BILL ANALYSIS

 

 

Senate Research Center                                                                                                     H.B. 2572

                                                                                                      By: Gonzalez Toureilles (Jackson)

                                                                                                                               Natural Resources

                                                                                                                                              5/7/2009

                                                                                                                                           Engrossed

 

 

AUTHOR'S / SPONSOR'S STATEMENT OF INTENT

 

In recent years, there has been an increasing focus on how certain entities are allowed to utilize public rights-of-way.  In some instances, an entity is granted the right to use public rights-of-way in several statutes that use different language to describe the entity's rights in the public rights-of-way.  This leads to confusion and potential disputes and litigation. 

 

Sections 181.005 (Authority to Lay and Maintain Lines) and 181.022 (Authority to Lay and Maintain Gas Facility), Utilities Code, are the two primary statutes governing the use of public rights-of-way by gas utilities and gas corporations.  Section 181.022 specifically authorizes a gas utility to lay its pipelines under public rights-of-way while Section 181.005 only authorizes pipelines to be place over and across public rights-of-way.  Although pipelines are occasionally installed over and across streets, highways, and streams, they are most commonly installed under streets, highways, and streams.
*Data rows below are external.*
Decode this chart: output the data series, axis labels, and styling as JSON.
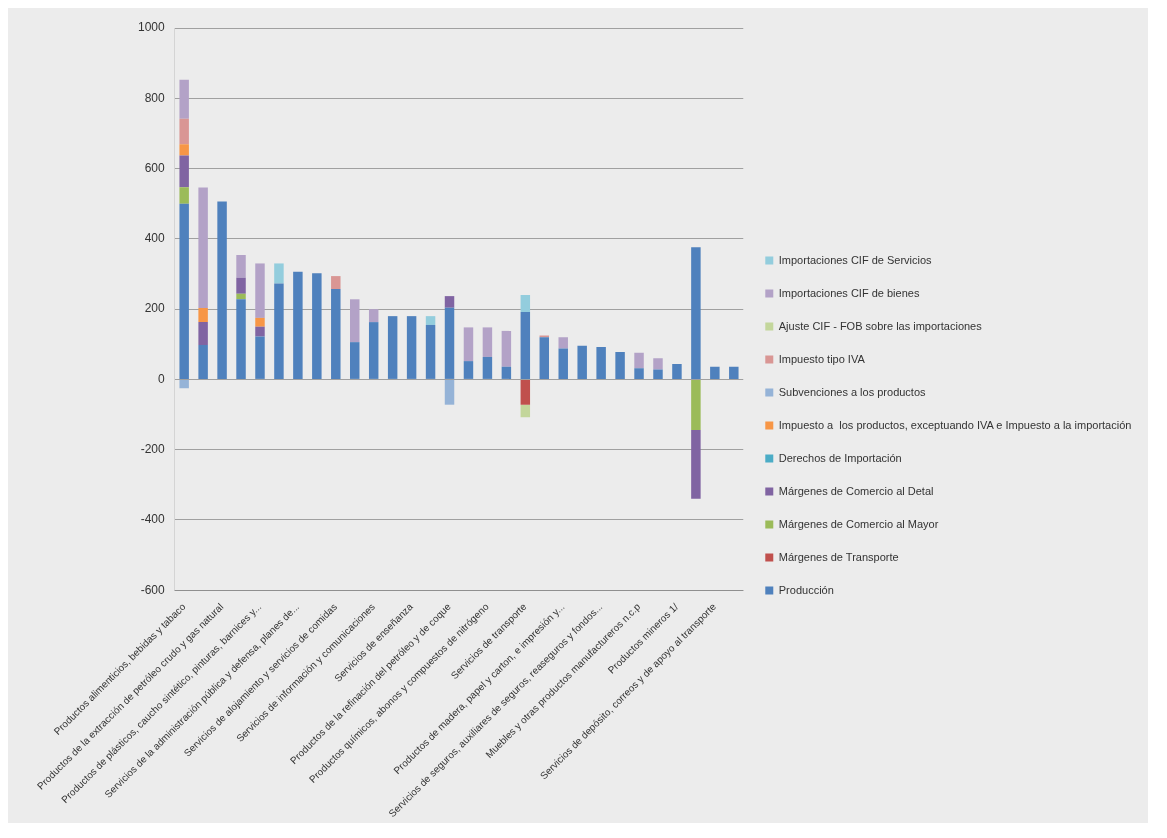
{
  "chart_data": {
    "type": "bar",
    "stacked": true,
    "categories": [
      "Productos alimenticios, bebidas y tabaco",
      null,
      "Productos de la extracción de petróleo crudo y gas natural",
      null,
      "Productos de plásticos, caucho sintético, pinturas, barnices y...",
      null,
      "Servicios de la administración pública y defensa, planes de...",
      null,
      "Servicios de alojamiento y servicios de comidas",
      null,
      "Servicios de información y comunicaciones",
      null,
      "Servicios de enseñanza",
      null,
      "Productos de la refinación del petróleo y de coque",
      null,
      "Productos químicos, abonos y compuestos de nitrógeno",
      null,
      "Servicios de transporte",
      null,
      "Productos de madera, papel y carton, e impresión y...",
      null,
      "Servicios de seguros, auxiliares de seguros, reaseguros y fondos...",
      null,
      "Muebles y otras productos manufactureros n.c.p",
      null,
      "Productos mineros 1/",
      null,
      "Servicios de depósito, correos y de apoyo al transporte",
      null
    ],
    "series": [
      {
        "name": "Producción",
        "color": "#4f81bd",
        "values": [
          500,
          98,
          506,
          228,
          122,
          273,
          306,
          302,
          257,
          106,
          163,
          180,
          180,
          155,
          204,
          52,
          64,
          36,
          192,
          120,
          88,
          96,
          92,
          78,
          32,
          28,
          44,
          376,
          36,
          36
        ]
      },
      {
        "name": "Márgenes de Transporte",
        "color": "#c0504d",
        "values": [
          null,
          null,
          null,
          null,
          null,
          null,
          null,
          null,
          null,
          null,
          null,
          null,
          null,
          null,
          null,
          null,
          null,
          null,
          -72,
          null,
          null,
          null,
          null,
          null,
          null,
          null,
          null,
          null,
          null,
          null
        ]
      },
      {
        "name": "Márgenes de Comercio al Mayor",
        "color": "#9bbb59",
        "values": [
          47,
          null,
          null,
          16,
          null,
          null,
          null,
          null,
          null,
          null,
          null,
          null,
          null,
          null,
          null,
          null,
          null,
          null,
          null,
          null,
          null,
          null,
          null,
          null,
          null,
          null,
          null,
          -144,
          null,
          null
        ]
      },
      {
        "name": "Márgenes de Comercio al Detal",
        "color": "#8064a2",
        "values": [
          90,
          65,
          null,
          45,
          28,
          null,
          null,
          null,
          null,
          null,
          null,
          null,
          null,
          null,
          33,
          null,
          null,
          null,
          null,
          null,
          null,
          null,
          null,
          null,
          null,
          null,
          null,
          -196,
          null,
          null
        ]
      },
      {
        "name": "Derechos de Importación",
        "color": "#4bacc6",
        "values": [
          null,
          null,
          null,
          null,
          null,
          null,
          null,
          null,
          null,
          null,
          null,
          null,
          null,
          null,
          null,
          null,
          null,
          null,
          null,
          null,
          null,
          null,
          null,
          null,
          null,
          null,
          null,
          null,
          null,
          null
        ]
      },
      {
        "name": "Impuesto a  los productos, exceptuando IVA e Impuesto a la importación",
        "color": "#f79646",
        "values": [
          32,
          40,
          null,
          null,
          25,
          null,
          null,
          null,
          null,
          null,
          null,
          null,
          null,
          null,
          null,
          null,
          null,
          null,
          null,
          null,
          null,
          null,
          null,
          null,
          null,
          null,
          null,
          null,
          null,
          null
        ]
      },
      {
        "name": "Subvenciones a los productos",
        "color": "#95b3d7",
        "values": [
          -25,
          null,
          null,
          null,
          null,
          null,
          null,
          null,
          null,
          null,
          null,
          null,
          null,
          null,
          -72,
          null,
          null,
          null,
          null,
          null,
          null,
          null,
          null,
          null,
          null,
          null,
          null,
          null,
          null,
          null
        ]
      },
      {
        "name": "Impuesto tipo IVA",
        "color": "#d99694",
        "values": [
          73,
          null,
          null,
          null,
          null,
          null,
          null,
          null,
          37,
          null,
          null,
          null,
          null,
          null,
          null,
          null,
          null,
          null,
          null,
          5,
          null,
          null,
          null,
          null,
          null,
          null,
          null,
          null,
          null,
          null
        ]
      },
      {
        "name": "Ajuste CIF - FOB sobre las importaciones",
        "color": "#c3d69b",
        "values": [
          null,
          null,
          null,
          null,
          null,
          null,
          null,
          null,
          null,
          null,
          null,
          null,
          null,
          null,
          null,
          null,
          null,
          null,
          -36,
          null,
          null,
          null,
          null,
          null,
          null,
          null,
          null,
          null,
          null,
          null
        ]
      },
      {
        "name": "Importaciones CIF de bienes",
        "color": "#b3a2c7",
        "values": [
          111,
          343,
          null,
          65,
          155,
          null,
          null,
          null,
          null,
          122,
          37,
          null,
          null,
          null,
          null,
          96,
          84,
          102,
          null,
          null,
          32,
          null,
          null,
          null,
          44,
          32,
          null,
          null,
          null,
          null
        ]
      },
      {
        "name": "Importaciones CIF de Servicios",
        "color": "#93cddd",
        "values": [
          null,
          null,
          null,
          null,
          null,
          57,
          null,
          null,
          null,
          null,
          null,
          null,
          null,
          25,
          null,
          null,
          null,
          null,
          48,
          null,
          null,
          null,
          null,
          null,
          null,
          null,
          null,
          null,
          null,
          null
        ]
      }
    ],
    "ylim": [
      -600,
      1000
    ],
    "yticks": [
      -600,
      -400,
      -200,
      0,
      200,
      400,
      600,
      800,
      1000
    ],
    "grid": "y",
    "legend": "right"
  }
}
Sections 111.020 (Pipeline on Public Stream of Highway), 111.021 (Pipeline under Railroad, Street Railroad, or Canal), and 111.022 (Right to Use Street or Alley in City or Town), Natural Resources Code, authorize common carrier pipelines of various commodities to lay their facilities under a variety of public rights-of-way. Gas corporations should have the same clarity in the statutes as common carriers have.

 

H.B. 2572 provides that a gas corporation has the right to lay and maintain pipelines over, under, and across, certain roads, railroads, bodies of water, streets or alleys.

 

RULEMAKING AUTHORITY

 

This bill does not expressly grant any additional rulemaking authority to a state officer, institution, or agency.

 

SECTION BY SECTION ANALYSIS

 

SECTION 1.  Amends Section 121.2025(a), Utilities Code, to prohibit a municipality, except as otherwise provided by this section or Section 182.025 (Charges By a City), Tax Code, from assessing a charge for the placement, construction, maintenance, repair, replacement, operation, use, relocation, or removal of a gas pipeline facility on, along, under, or across a public road, highway, street, alley, stream, canal, or public way.

 

SECTION 2.  Amends Section 181.005, Utilities Code, as follows:

 

Sec. 181.005.  AUTHORITY TO LAY AND MAINTAIN LINES.  (a) Creates this subsection from existing text.  Provides that a gas corporation has the right to lay and maintain lines over, along, under, and across a public road, a railroad, railroad right-of-way, an interurban railroad, a street railroad, a canal or stream, or a municipal street or alley.

 

(b) Provides that the right granted by Subsection (a) relating to the use of a municipal street or alley is subject to the payment of charges in accordance with Section 121.2025 of this code and Sections 182.025 and 182.026 (Subchapter Not Applicable), Tax Code.

 

(c) Requires that the proposed route of a pipeline and the proposed location of pipeline related facilities maximize, to the extent practicable and economically reasonable, the use of existing easements and public rights-of-way, including streets, roads, highways, and utility rights-of-way, if adequate space exists and the use will not violate, or cause the violation of, any applicable pipeline safety regulations.

 

SECTION 3.  Effective date:  upon passage or September 1, 2009.